ASPHERIC TWO-MIRROR TELESCOPES OF NANOSATELLITES FOR REMOTE EARTH SENSING AND SEARCH OF MINERALS

Abstract

The optical system is one of the important components of any space satellite used to observe the Earth's surface or astronomical objects. Due to the small overall size of nanosatellites, lens objectives with the relatively short focal length are often used. The latter provides the sufficiently wide field of view, but limits the spatial resolution of obtained images. In addition, to address various problems in agriculture and geodesy, it is important to obtain images of the earth's surface in different spectral ranges. This fact prevents the application of widespread commercial photographic lenses corrected for the visible spectral range.
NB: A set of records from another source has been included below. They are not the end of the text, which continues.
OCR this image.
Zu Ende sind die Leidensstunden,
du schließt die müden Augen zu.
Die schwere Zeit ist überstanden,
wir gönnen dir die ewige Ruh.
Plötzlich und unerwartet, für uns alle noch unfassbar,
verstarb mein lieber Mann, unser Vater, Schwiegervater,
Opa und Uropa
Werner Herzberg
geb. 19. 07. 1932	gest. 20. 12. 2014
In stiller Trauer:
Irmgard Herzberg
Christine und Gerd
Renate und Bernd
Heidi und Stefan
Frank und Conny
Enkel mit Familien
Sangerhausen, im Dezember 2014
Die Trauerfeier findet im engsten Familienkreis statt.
The article presents the results of the automated parametric synthesis of centered and decentered aspheric optical systems of mirror telescopes based on the Ritchie-Chretien scheme. The obtained optical systems have the focal length of 547 mm, the square entrance aperture of 80×80 mm, and the axial length that does not exceed the size of two CubeSat units. The angular field of view of the telescopes, which is equal to 0.7° in diagonal, enables to apply modern matrix image sensors having a diagonal of the sensitive area up to 6.7 mm. For an axial beam, 90% of the radiation energy falls into a square area of the image with a side of 2.5 μm. The maximum value of relative distortion does not exceed 0.4 %. The considered mirror systems do not have chromatic aberrations, which makes it possible to obtain high-quality images not only in the visible spectral range, but also in several infrared sub-bands. The given results of the aberration analysis testify to the high image quality achieved in both variants. The presented optical systems can observe a rectangular area of the Earth's surface with the diagonal size of about 7.9 km from the satellite’s track height of 650 km. When using a multi-element image detectors with the pixel size of 3 μm, the geometric projection of one pixel on the Earth's surface will be equal to 3.6 m.